4 min read

Welcome to the Black Cat Boogie

Welcome to the Black Cat Boogie

It’s 4:25 AM, and I have this problem where I got something to say.

I don’t know what it is, but it feels good just to blurt something out every day because I’m a journalist, after all—a columnist and a novelist too. I write lots of words. I write them as if my life depends on it because my life does depend on it.

So now I have to think of an oddball story to tell all of you before resting my head. I should be getting my class ring this week, and I promise I gotta tell everyone about that one. You can bet your ass on that.

I got one. I think I wrote this in a book somewhere, so you’ll get to reread it. Probably in a longer form.

Once, I had a cat named Sedric. I had initially called him “Pepper” because he was all black with a cute little spot on his chest. But nobody gives a fuck what I think, so my dad named him Sir Sedric Thomas Cat. He called him “Sedra.” And that’s the asshole bullshit I grew up with at home.

Anyway, the family took me on vacation to the Okeefenokee Swamp. If you aren’t familiar (and you probably aren’t), the Okeefenokee Swamp is just north of the Georgia-Florida border. I understand people don’t give a good goddamn about their lives and subsist on meth and something else there, animal crackers, I guess. I’m not holding anyone to that being a reality. The hate between Georgia and Florida is so extreme that the Dawgs and Gators have to find a third location to play every year.

I was a Jacket before I was a Spartan, so I want them both to lose.

I was a kid. I wanted a souvenir. I got a little plastic alligator. I got some smaller ones, too. They fit on a pencil. I chewed two of them up like bubblegum.

Because I was a jackass as a kid.

The other was simply too big. It sat on a shelf in my bedroom, which was where my father found it. I bring this up because, on this particular night, it was a dark and stormy night, just like the first lines of any Snoopy novel.

Sedra, whom you’ve been introduced to, was napping happily on the couch, specifically where my father liked to sit. Something about that lit the feeble fires of fuckery into full blaze, deep within the walls of Dad’s chest.

“I need some twine,” Dad said to my mother. She cut him off a foot-long piece of crochet yarn. It would have to do. In her head, instructions were like the 2020 Presidential Debate. In the long run, it was a good thing.

He tied slipknots in both ends, quietly fetched the modern rubber dinosaur from my shelf, and slipped one end around the toy’s neck.

“Get outta my chair,” Dad addressed Sedra. Fresh out of fucks to give, Sedra rolled over on his back and presented his tummy to be rubbed.

Dad obliged. It was that second slipknot going around his tail that Sedra hadn’t counted on being there. He looked back, saw the orange and green reptile, and let loose with a “WAAA! PAH! PAH! PAH!” The hiss came as a shock, and the velocity with which he launched himself off of the couch and around the room in circles like a greyhound chasing a track rabbit was utterly new things in our house that night.
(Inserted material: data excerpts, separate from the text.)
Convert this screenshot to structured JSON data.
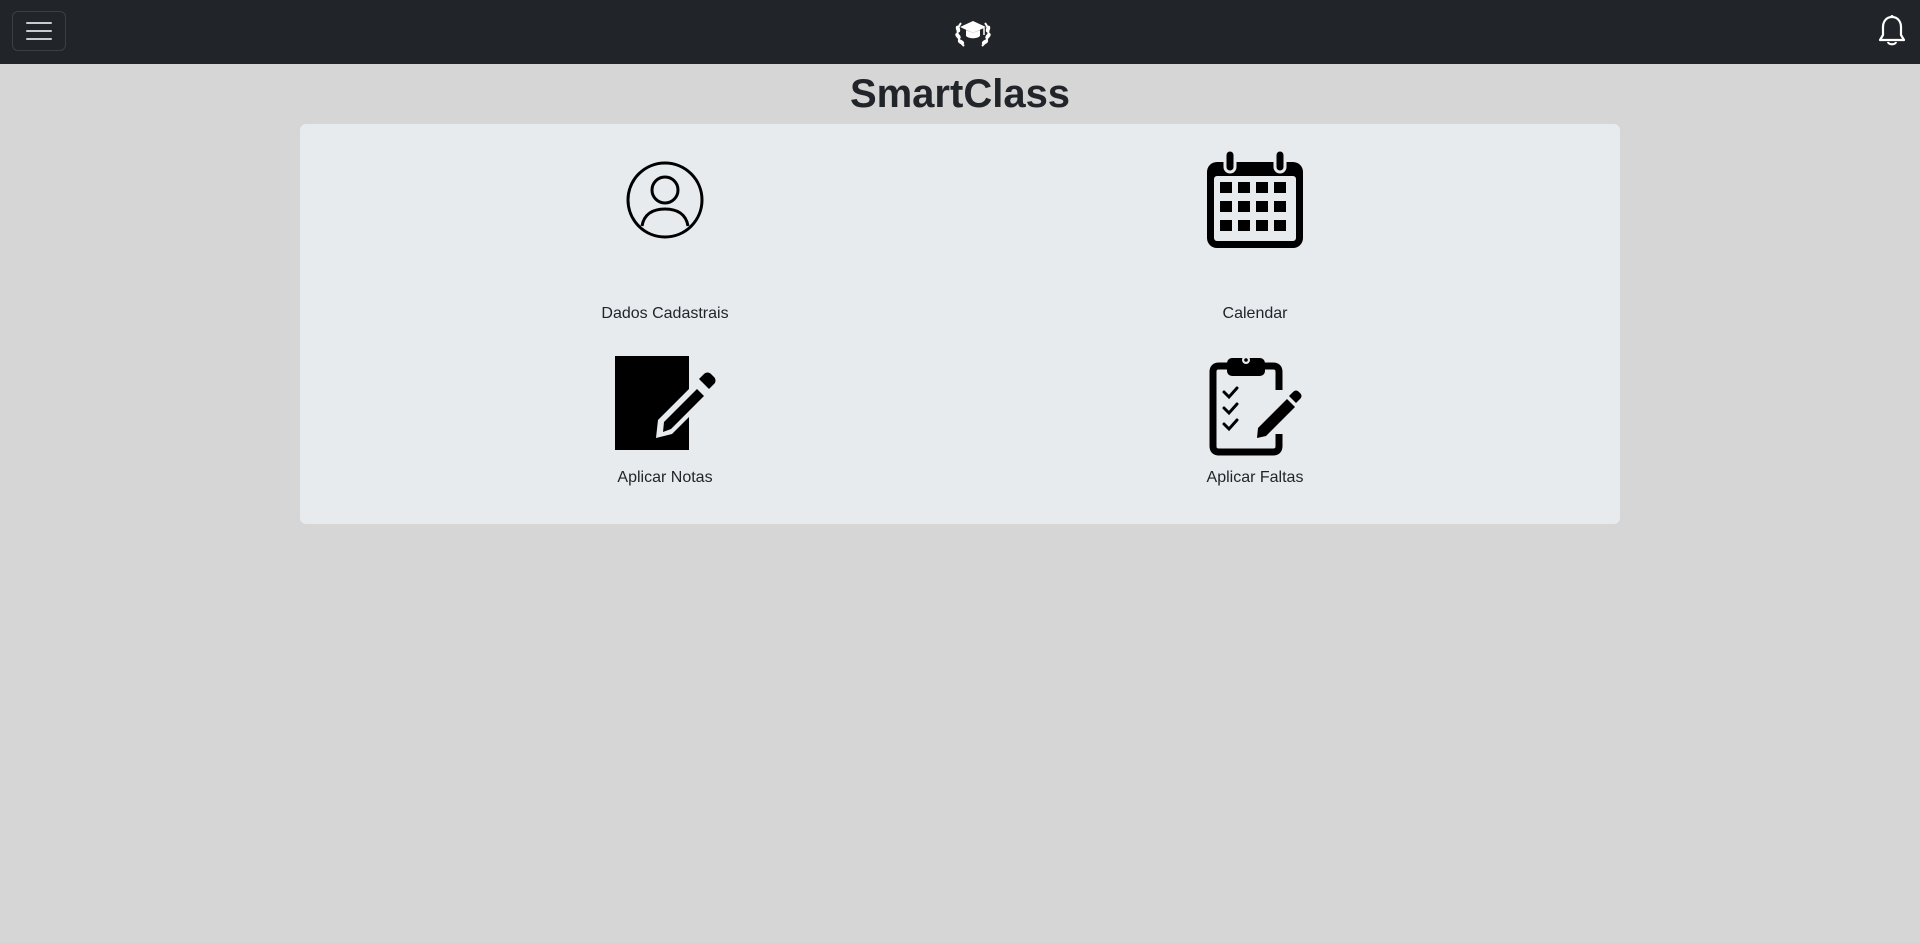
{
  "header": {
    "menu_icon": "hamburger-menu-icon",
    "logo_icon": "graduation-cap-laurel-icon",
    "notification_icon": "bell-icon"
  },
  "page": {
    "title": "SmartClass"
  },
  "tiles": [
    {
      "label": "Dados Cadastrais",
      "icon": "person-circle-icon"
    },
    {
      "label": "Calendar",
      "icon": "calendar-icon"
    },
    {
      "label": "Aplicar Notas",
      "icon": "pencil-square-icon"
    },
    {
      "label": "Aplicar Faltas",
      "icon": "clipboard-check-pencil-icon"
    }
  ],
  "colors": {
    "navbar": "#212529",
    "background": "#d6d6d6",
    "card": "#e8ebee"
  }
}
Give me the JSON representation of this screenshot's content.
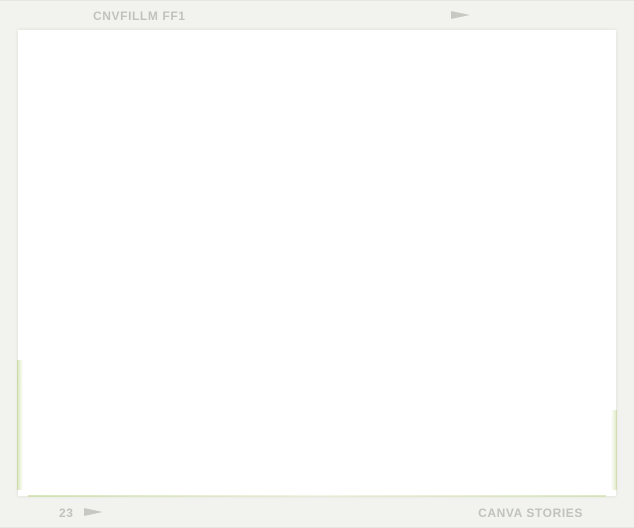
{
  "frame": {
    "top_label": "CNVFILLM FF1",
    "frame_number": "23",
    "bottom_label": "CANVA STORIES",
    "top_arrow_icon": "right-triangle-arrow-icon",
    "bottom_arrow_icon": "right-triangle-arrow-icon"
  },
  "colors": {
    "frame_background": "#f2f2ef",
    "window_background": "#ffffff",
    "label_color": "#c2c2bd",
    "edge_glow": "#c8dc98"
  }
}
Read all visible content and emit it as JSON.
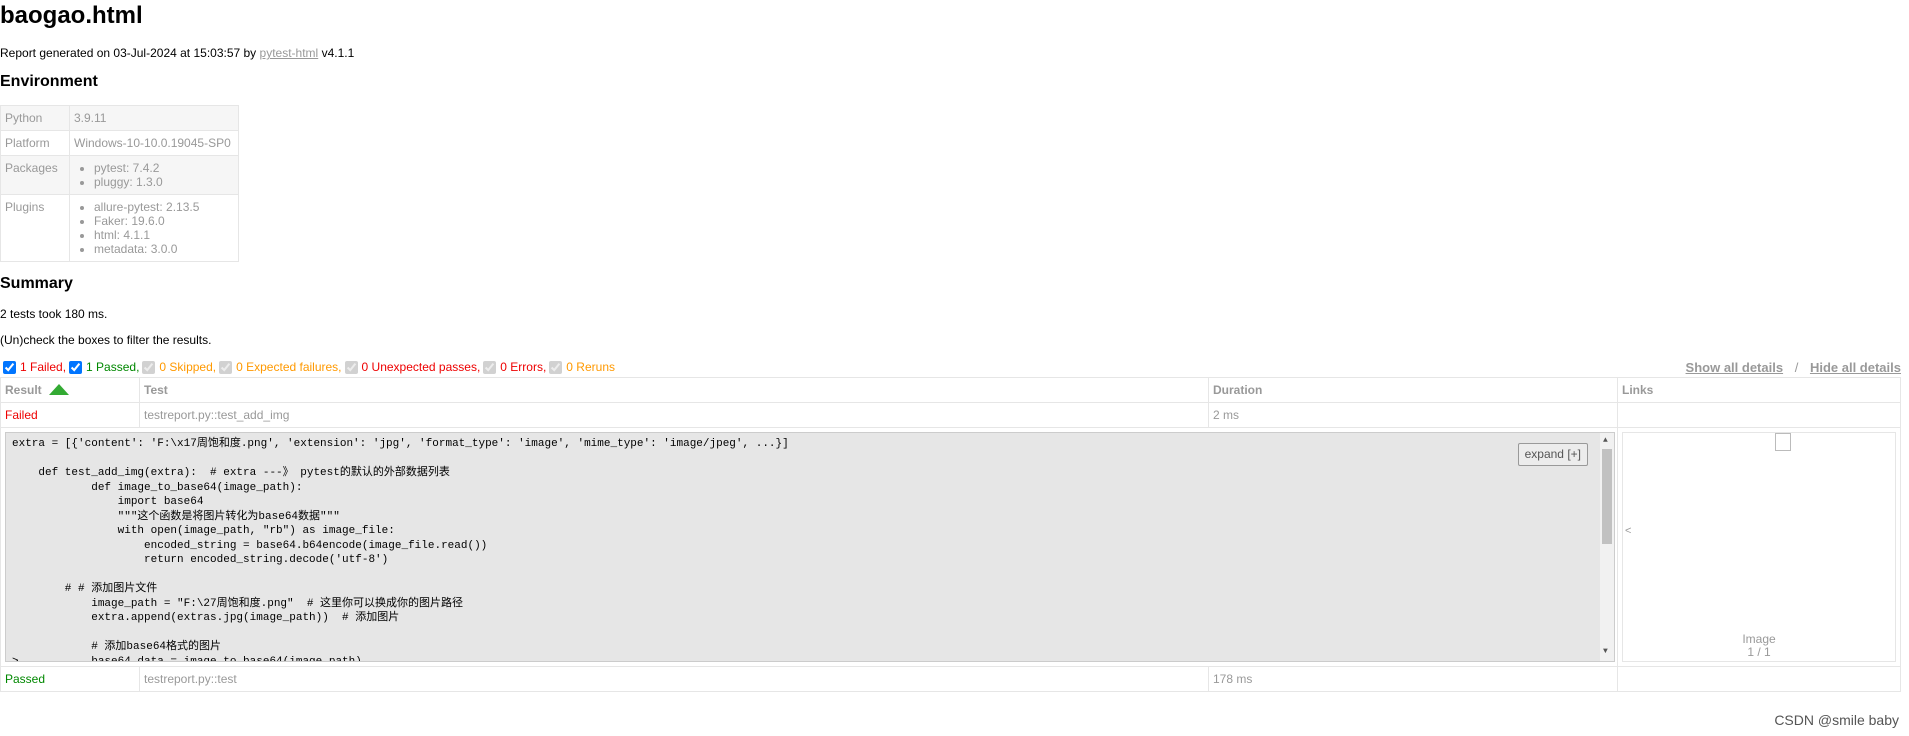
{
  "title": "baogao.html",
  "generated": {
    "prefix": "Report generated on 03-Jul-2024 at 15:03:57 by",
    "link": "pytest-html",
    "version": "v4.1.1"
  },
  "environment": {
    "heading": "Environment",
    "python": {
      "key": "Python",
      "value": "3.9.11"
    },
    "platform": {
      "key": "Platform",
      "value": "Windows-10-10.0.19045-SP0"
    },
    "packages": {
      "key": "Packages",
      "items": [
        "pytest: 7.4.2",
        "pluggy: 1.3.0"
      ]
    },
    "plugins": {
      "key": "Plugins",
      "items": [
        "allure-pytest: 2.13.5",
        "Faker: 19.6.0",
        "html: 4.1.1",
        "metadata: 3.0.0"
      ]
    }
  },
  "summary": {
    "heading": "Summary",
    "took": "2 tests took 180 ms.",
    "hint": "(Un)check the boxes to filter the results."
  },
  "filters": {
    "failed": "1 Failed,",
    "passed": "1 Passed,",
    "skipped": "0 Skipped,",
    "xfailed": "0 Expected failures,",
    "xpassed": "0 Unexpected passes,",
    "errors": "0 Errors,",
    "reruns": "0 Reruns"
  },
  "details": {
    "show": "Show all details",
    "slash": "/",
    "hide": "Hide all details"
  },
  "table": {
    "headers": {
      "result": "Result",
      "test": "Test",
      "duration": "Duration",
      "links": "Links"
    },
    "rows": [
      {
        "result": "Failed",
        "test": "testreport.py::test_add_img",
        "duration": "2 ms"
      },
      {
        "result": "Passed",
        "test": "testreport.py::test",
        "duration": "178 ms"
      }
    ]
  },
  "log": {
    "text": "extra = [{'content': 'F:\\x17周饱和度.png', 'extension': 'jpg', 'format_type': 'image', 'mime_type': 'image/jpeg', ...}]\n\n    def test_add_img(extra):  # extra ---》 pytest的默认的外部数据列表\n            def image_to_base64(image_path):\n                import base64\n                \"\"\"这个函数是将图片转化为base64数据\"\"\"\n                with open(image_path, \"rb\") as image_file:\n                    encoded_string = base64.b64encode(image_file.read())\n                    return encoded_string.decode('utf-8')\n\n        # # 添加图片文件\n            image_path = \"F:\\27周饱和度.png\"  # 这里你可以换成你的图片路径\n            extra.append(extras.jpg(image_path))  # 添加图片\n\n            # 添加base64格式的图片\n>           base64_data = image_to_base64(image_path)",
    "expand": "expand [+]"
  },
  "media": {
    "prev": "<",
    "caption": "Image",
    "counter": "1 / 1"
  },
  "watermark": "CSDN @smile baby"
}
Mom had a look of fear and confusion. Those weren’t new. It was my father balled up on the floor in almost a fetal position laughing so hard he could no longer breathe that was unique.

As for myself, I stood in the middle of the living room like a drunken ringmaster trying to analyze my career choices. Sedra was busy taking a wrecking ball that doubled as an alligator to every surface around the room that he could stand upon. Pictures broke, books fell, he uprooted plants. With every new instance of destruction, my father laughed and wheezed harder until it was clear he was in pain.

Then the yarn loosened enough for the gator to fall off, and Sedric attacked it like the spawn of Satan himself. I think it was in four pieces when I got it back.

Sedra wouldn’t let Dad touch him for about two weeks after that. What was worse was all of the bitching about everything that the cat had broken.

“Why can’t you just enjoy a good thing and then let it go?” my father asked, “The cat’s outside. He ain’t making a repeat visit. I don’t understand why you want to keep complaining about it.”

“Johnny, what you did to that poor cat wrecked half my house.”

“But you didn’t pay for any of it! Why can’t I enjoy what I paid good money for? Besides, most of the shit he wrecked was what I’ve been trying to get you to throw away for the past year. He did me a favor. I should give him a medal!”

“As long as it ain’t around his tail,” I offered.

“Yeah, I don’t think he’d go for that well anymore.”

I don’t remember rightly what happened with Sedric, but I will never forget that damned alligator. 

There’s your story. All real, for your reading pleasure.

I see you reaching for that string. You leave that darn cat alone.